Ese es el gran error de la enseñanza en España. No solo no se fomenta la competencia entre universidades, sino que se persigue. Da igual que un catedrático sea bueno o no en el aula, que ganará prácticamente lo mismo allí donde ejerza, tenga alumnos o no. Mientras que un decano en España se ocupa básicamente de labores administrativas (organizar la enseñanza, cuidar a los sindicatos, limar las diferencias entre departamentos, reunirse muchas veces con los representantes de las ANECAs para lograr que todo siga igual…), en EEUU el 50% de su tiempo lo dedica a buscar financiación de las empresas. Porque las empresas se implican en la formación al ser las primeras interesadas en conseguir alumnos.

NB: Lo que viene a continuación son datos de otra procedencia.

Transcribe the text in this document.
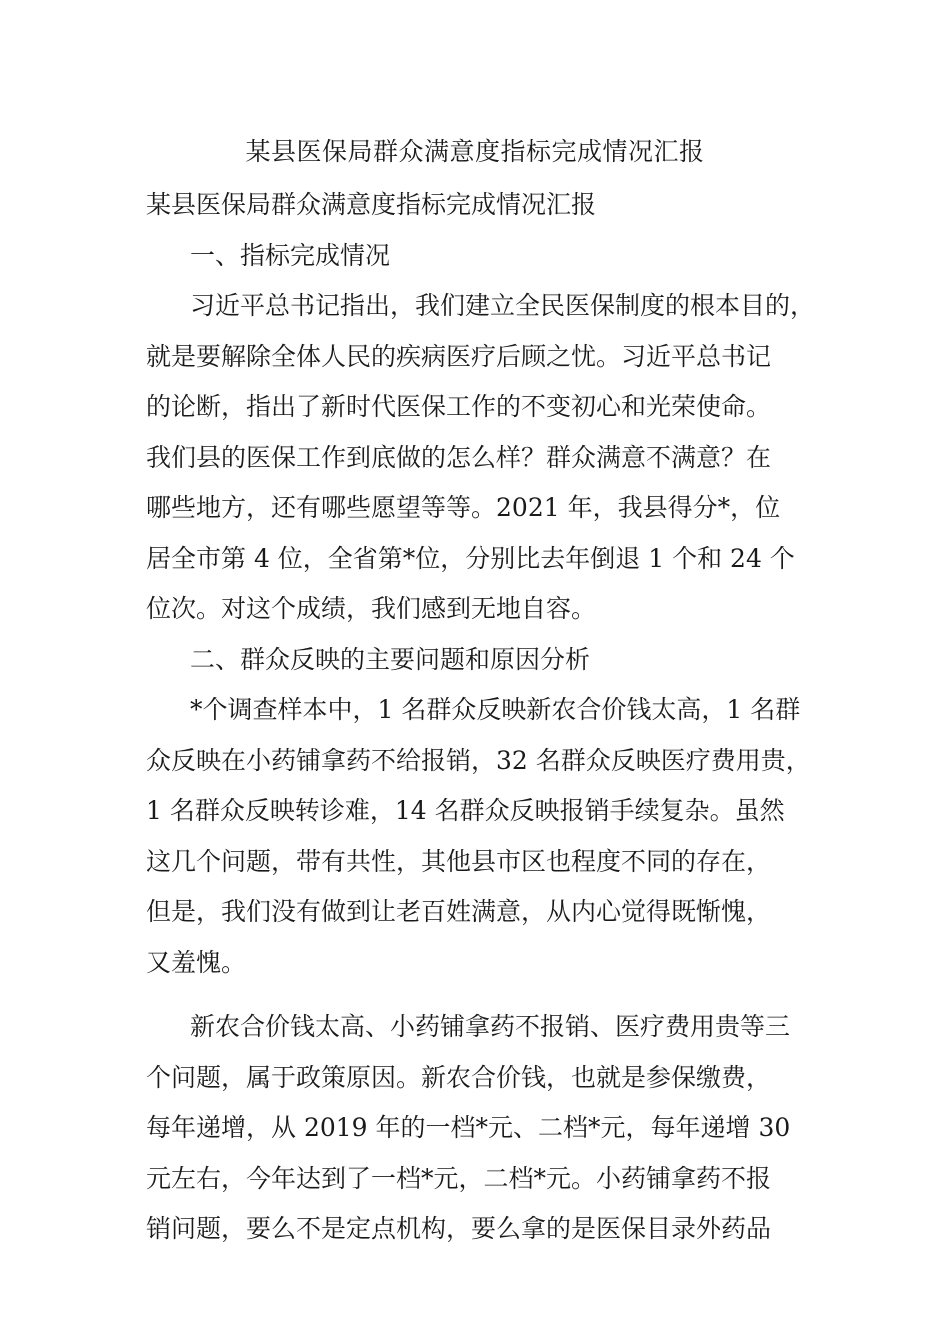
某县医保局群众满意度指标完成情况汇报
某县医保局群众满意度指标完成情况汇报
一、指标完成情况
习近平总书记指出，我们建立全民医保制度的根本目的，
就是要解除全体人民的疾病医疗后顾之忧。习近平总书记
的论断，指出了新时代医保工作的不变初心和光荣使命。
我们县的医保工作到底做的怎么样？群众满意不满意？在
哪些地方，还有哪些愿望等等。2021 年，我县得分*，位
居全市第 4 位，全省第*位，分别比去年倒退 1 个和 24 个
位次。对这个成绩，我们感到无地自容。
二、群众反映的主要问题和原因分析
*个调查样本中，1 名群众反映新农合价钱太高，1 名群
众反映在小药铺拿药不给报销，32 名群众反映医疗费用贵，
1 名群众反映转诊难，14 名群众反映报销手续复杂。虽然
这几个问题，带有共性，其他县市区也程度不同的存在，
但是，我们没有做到让老百姓满意，从内心觉得既惭愧，
又羞愧。
新农合价钱太高、小药铺拿药不报销、医疗费用贵等三
个问题，属于政策原因。新农合价钱，也就是参保缴费，
每年递增，从 2019 年的一档*元、二档*元，每年递增 30
元左右，今年达到了一档*元，二档*元。小药铺拿药不报
销问题，要么不是定点机构，要么拿的是医保目录外药品
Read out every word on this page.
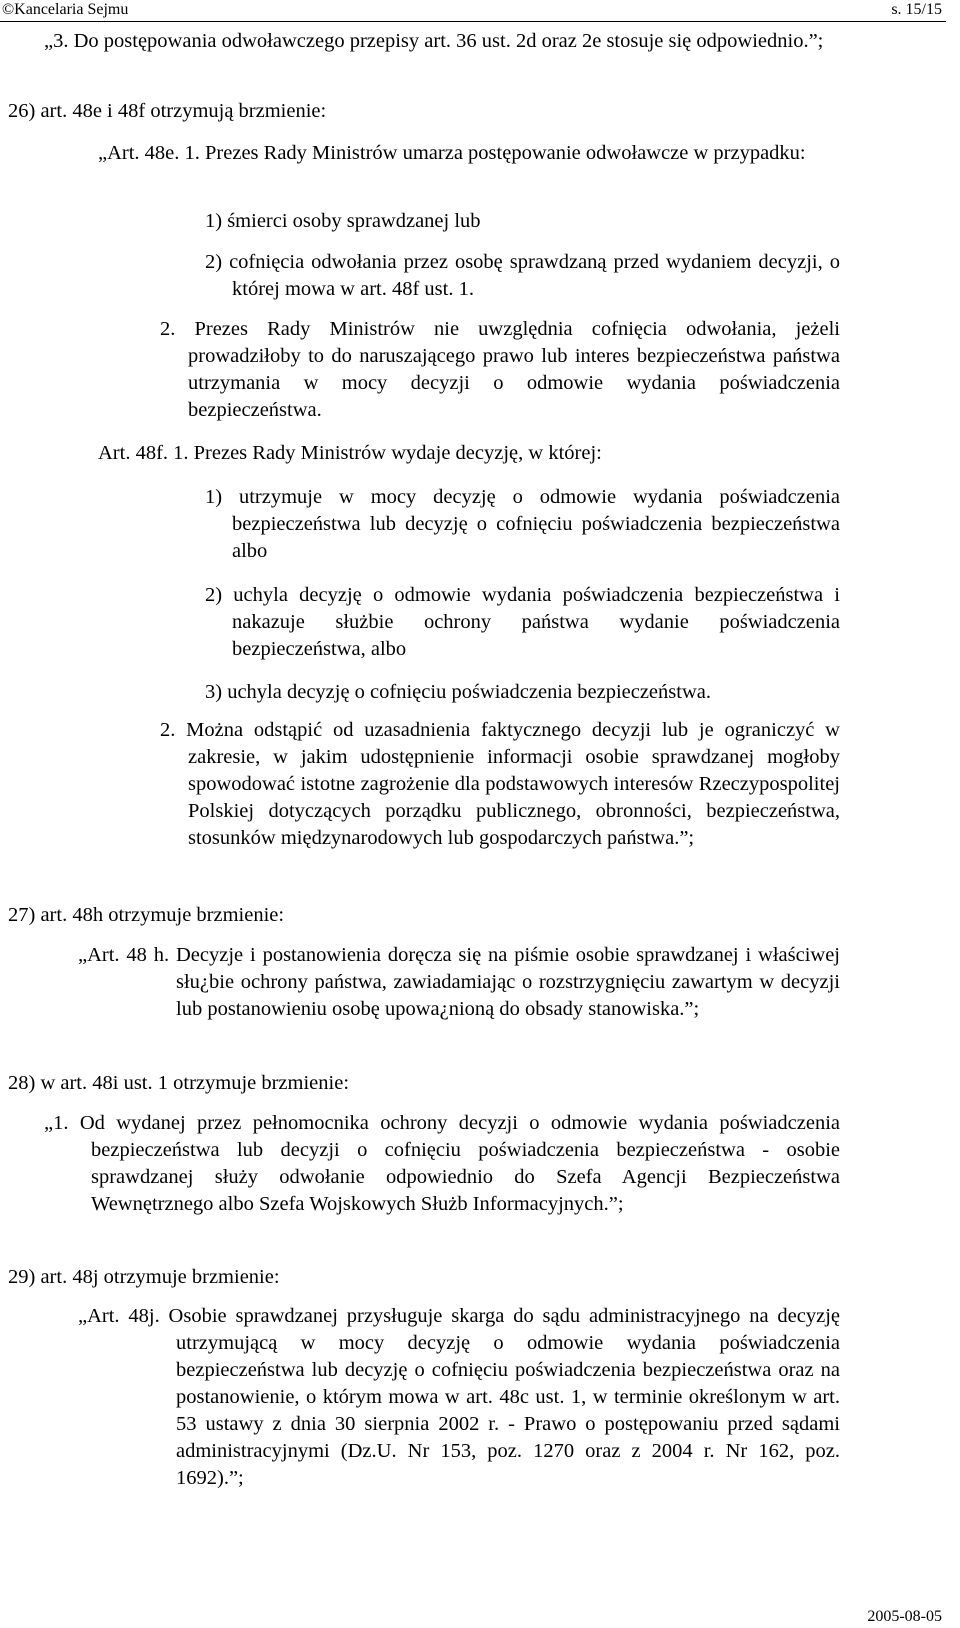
©Kancelaria Sejmu	s. 15/15

„3. Do postępowania odwoławczego przepisy art. 36 ust. 2d oraz 2e stosuje się odpowiednio.”;

26) art. 48e i 48f otrzymują brzmienie:

„Art. 48e. 1. Prezes Rady Ministrów umarza postępowanie odwoławcze w przypadku:

1) śmierci osoby sprawdzanej lub

2) cofnięcia odwołania przez osobę sprawdzaną przed wydaniem decyzji, o której mowa w art. 48f ust. 1.

2. Prezes Rady Ministrów nie uwzględnia cofnięcia odwołania, jeżeli prowadziłoby to do naruszającego prawo lub interes bezpieczeństwa państwa utrzymania w mocy decyzji o odmowie wydania poświadczenia bezpieczeństwa.

Art. 48f. 1. Prezes Rady Ministrów wydaje decyzję, w której:

1) utrzymuje w mocy decyzję o odmowie wydania poświadczenia bezpieczeństwa lub decyzję o cofnięciu poświadczenia bezpieczeństwa albo

2) uchyla decyzję o odmowie wydania poświadczenia bezpieczeństwa i nakazuje służbie ochrony państwa wydanie poświadczenia bezpieczeństwa, albo

3) uchyla decyzję o cofnięciu poświadczenia bezpieczeństwa.

2. Można odstąpić od uzasadnienia faktycznego decyzji lub je ograniczyć w zakresie, w jakim udostępnienie informacji osobie sprawdzanej mogłoby spowodować istotne zagrożenie dla podstawowych interesów Rzeczypospolitej Polskiej dotyczących porządku publicznego, obronności, bezpieczeństwa, stosunków międzynarodowych lub gospodarczych państwa.”;

27) art. 48h otrzymuje brzmienie:

„Art. 48 h. Decyzje i postanowienia doręcza się na piśmie osobie sprawdzanej i właściwej słu¿bie ochrony państwa, zawiadamiając o rozstrzygnięciu zawartym w decyzji lub postanowieniu osobę upowa¿nioną do obsady stanowiska.”;

28) w art. 48i ust. 1 otrzymuje brzmienie:

„1. Od wydanej przez pełnomocnika ochrony decyzji o odmowie wydania poświadczenia bezpieczeństwa lub decyzji o cofnięciu poświadczenia bezpieczeństwa - osobie sprawdzanej służy odwołanie odpowiednio do Szefa Agencji Bezpieczeństwa Wewnętrznego albo Szefa Wojskowych Służb Informacyjnych.”;

29) art. 48j otrzymuje brzmienie:

„Art. 48j. Osobie sprawdzanej przysługuje skarga do sądu administracyjnego na decyzję utrzymującą w mocy decyzję o odmowie wydania poświadczenia bezpieczeństwa lub decyzję o cofnięciu poświadczenia bezpieczeństwa oraz na postanowienie, o którym mowa w art. 48c ust. 1, w terminie określonym w art. 53 ustawy z dnia 30 sierpnia 2002 r. - Prawo o postępowaniu przed sądami administracyjnymi (Dz.U. Nr 153, poz. 1270 oraz z 2004 r. Nr 162, poz. 1692).”;

2005-08-05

Aquí, mientras tanto, todas las empresas grandes y muchas medianas han creado sus universidades corporativas en las que forman a sus empleados en las más modernas técnicas; y, obviamente, esa ingente cantidad de recursos no los destinan a la universidad pública porque, como rezaba aquella extraordinaria pancarta colgada en la fachada de la facultad de Ciencias Económicas y Empresariales (¡Empresariales!) de una universidad de Madrid, “Fuera empresas de la Universidad.”

Hay mil millones de asiáticos jóvenes que no piensan más que en trabajar. Mil millones para los que su estado de bienestar es un puesto de trabajo bien remunerado con el que pagar, ellos y no el Estado, su seguro de salud, su seguro de desempleo, su plan de jubilación. Mil millones que se esfuerzan en un año mucho más que cualquiera de nosotros en toda la vida. Mil millones para los que no somos competencia porque no hemos adquirido ninguna. Con más de 55 años la opción de estirar lo que se pueda la situación actual puede ser rentable; por debajo, solo cabe la adaptación.

Llorar porque nuestros padres tenían trabajo en un sistema autárquico mientras mandamos un tuit desde nuestro smartphone coreano, japonés o californiano no parece razonable. Lamentar la enorme cantidad de horas que le hemos dedicado a algo es absurdo ante quienes lo harán en una fracción del tiempo, por una fracción del coste. Es hora de entender que el mercado no premia el esfuerzo, sino el valor añadido.